Wir verließen die Anwaltskanzlei und statteten Hakkam noch einen Besuch ab. Die Luft in seinem Büro war ganz blau vor lauter Rauch. Harry blätterte die Anmeldungen durch.

»Sieht ganz so aus, als würden vor allem die Smiths und die Jones ihre Familienfeiern in Ihrem Motel abhalten«, lautete sein Kommentar.

Hakkam zuckte mit den Achseln. »Habe kein Einfluss drauf, welchen Namen Gäste sagen.«

Harrys Zeigefinger fuhr über die Anmeldeformulare und tippte auf einen Eintrag. »Da haben wir’s ja. Rubin T. Coyle. War vor drei Wochen hier. Name, Adresse, Kennzeichen, alles richtig. Nichts verheimlicht. Wahrscheinlich der Einzige, der sich in den letzten zehn Jahren richtig eintragen hat. Mr Hakkam, hat er erwähnt, wieso er hier absteigt, zumal er von hier war. Sind vielleicht die Anstreicher bei ihm gewesen?«

Die älteste Entschuldigung der Welt, die einem die Leute auftischen, die in ihrer Heimatstadt im Motel absteigen: Die Maler sind gerade in meiner Wohnung. Ich kann den Gestank nicht ertragen. Und, ähm, meine Frau da draußen im Wagen auch nicht.

Hakkam überlegte kurz. »Sagte, es hätte was mit Arbeit zu tun. Recherche. Meinte, er will hier vielleicht Geschäft abschließen. Wollte wissen, wie lange vorher Reservierung nötig, wenn man sieben, acht Hütten braucht.«

»Und was haben Sie geantwortet?«

Hakkam nahm einen langen Zug von seiner Zigarette. »Zwanzig, dreißig Minuten.«

Wir gingen zum Wagen zurück. Ich rutschte auf den Rücksitz, Harry nahm vorn Platz. Als er losfuhr, machte ich mich lang, legte den Kopf auf die Arme, schaute in den blauen Himmel, beobachtete, wie die Baumwipfel vorbeirauschten. Als ich noch klein war und die Stimmung in meinem Elternhaus zunehmend düsterer wurde, kroch ich in unseren alten Kombi und versteckte mich auf der Rückbank. Bis zum heutigen Tag waren Rückbänke für mich so etwas wie ein Refugium, ein wunderbarer Ort, um nachzudenken. Dass ich Harrys Fahrstil nicht ertragen musste, war ein weiterer Vorteil. Er saß gern hinter dem Steuer, hatte aber – wie bei den Farben – nie ein Gespür dafür entwickelt. Auf diese Weise hatten wir Hunderte von Meilen zurückgelegt und irgendwann war es uns zur zweiten Natur geworden.

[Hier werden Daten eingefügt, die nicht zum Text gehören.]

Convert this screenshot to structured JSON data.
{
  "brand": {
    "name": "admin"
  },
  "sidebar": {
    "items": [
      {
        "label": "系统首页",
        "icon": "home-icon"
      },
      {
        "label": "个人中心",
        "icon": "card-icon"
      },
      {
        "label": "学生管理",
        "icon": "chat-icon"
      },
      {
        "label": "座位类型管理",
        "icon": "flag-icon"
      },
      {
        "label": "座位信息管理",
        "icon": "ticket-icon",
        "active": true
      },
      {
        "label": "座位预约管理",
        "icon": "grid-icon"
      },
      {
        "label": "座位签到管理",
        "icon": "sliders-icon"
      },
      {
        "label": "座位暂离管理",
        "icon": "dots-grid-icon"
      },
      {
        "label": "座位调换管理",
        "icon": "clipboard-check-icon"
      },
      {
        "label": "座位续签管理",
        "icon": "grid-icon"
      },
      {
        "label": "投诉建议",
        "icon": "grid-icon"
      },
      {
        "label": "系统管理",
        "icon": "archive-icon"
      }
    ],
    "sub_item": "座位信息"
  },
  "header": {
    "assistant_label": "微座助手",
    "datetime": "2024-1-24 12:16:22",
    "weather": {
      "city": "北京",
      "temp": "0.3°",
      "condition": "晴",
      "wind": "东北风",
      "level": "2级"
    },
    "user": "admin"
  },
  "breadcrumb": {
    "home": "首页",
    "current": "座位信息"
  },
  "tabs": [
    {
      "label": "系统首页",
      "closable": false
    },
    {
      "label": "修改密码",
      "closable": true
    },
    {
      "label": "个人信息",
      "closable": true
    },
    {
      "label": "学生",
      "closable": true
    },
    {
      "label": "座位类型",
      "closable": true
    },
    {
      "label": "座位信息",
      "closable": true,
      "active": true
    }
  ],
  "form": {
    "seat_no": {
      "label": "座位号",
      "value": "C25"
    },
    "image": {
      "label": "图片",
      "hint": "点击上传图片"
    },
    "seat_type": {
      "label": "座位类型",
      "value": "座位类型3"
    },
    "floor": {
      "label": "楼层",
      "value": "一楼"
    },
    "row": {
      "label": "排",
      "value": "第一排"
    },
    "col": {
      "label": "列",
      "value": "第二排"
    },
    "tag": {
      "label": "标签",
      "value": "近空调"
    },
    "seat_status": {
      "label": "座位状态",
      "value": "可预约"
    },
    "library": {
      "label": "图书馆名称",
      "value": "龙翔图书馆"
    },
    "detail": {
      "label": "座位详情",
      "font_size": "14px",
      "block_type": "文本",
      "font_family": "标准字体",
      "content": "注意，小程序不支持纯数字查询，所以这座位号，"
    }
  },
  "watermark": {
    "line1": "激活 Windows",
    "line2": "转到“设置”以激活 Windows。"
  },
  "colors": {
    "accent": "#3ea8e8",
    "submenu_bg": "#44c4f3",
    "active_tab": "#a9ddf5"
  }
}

»Ich glaube nicht, dass Coyle unsere Unbekannte getroffen hat«, sagte Harry in den Rückspiegel. »Er war elf Tage, bevor sie auf der Bildfläche erschien, im Cozy Cabins. Hat seinen Besuch nicht vertuscht. Hatte vermutlich eine Frau im Wagen. Oder einen Typen. Coyle ist nicht gerade Feuer und Flamme für Ms Barstow. Sie betet ihn allerdings an. Was manch einer – und ich nehme mich da gar nicht aus – für naiv halten könnte. Vielleicht hatte unser Anwaltsbursche ja eine Midlifecrisis. Beispiele dafür gibt’s genug. Ganz spontan fällt mir da Dale Bryson ein.«

Dale Bryson war ein 38-jähriger, freudloser Bauingenieur, der vor ein paar Monaten als vermisst gemeldet worden war. Ein Kreditkartenbeleg hatte ihn mit einem Mann in Verbindung gebracht, der in einem Schnapsladen getötet worden war, und so war der Fall bei Harry und mir gelandet. Zwei Tage, nachdem wir uns auf Bryson gestürzt hatten, gestand ein anderer den Mord, aber da wir eh schon an der Sache dran waren, spürten wir Bryson in einem schicken Motel in der Nähe der I-10 auf. Vor seinem Zimmer parkte ein funkelnagelneuer BMW-Cabrio. Wir fanden Bryson nackt in der Wanne. Er badete in fünf Kartons Champagner – zu vierzig Dollar die Flasche. Auf dem Bett lagen Unmengen von Teddybären. Er versank vor Scham fast im Erdboden, konnte aber bis auf ›Ich musste das einfach tun‹ keine plausible Erklärung für sein Tun liefern.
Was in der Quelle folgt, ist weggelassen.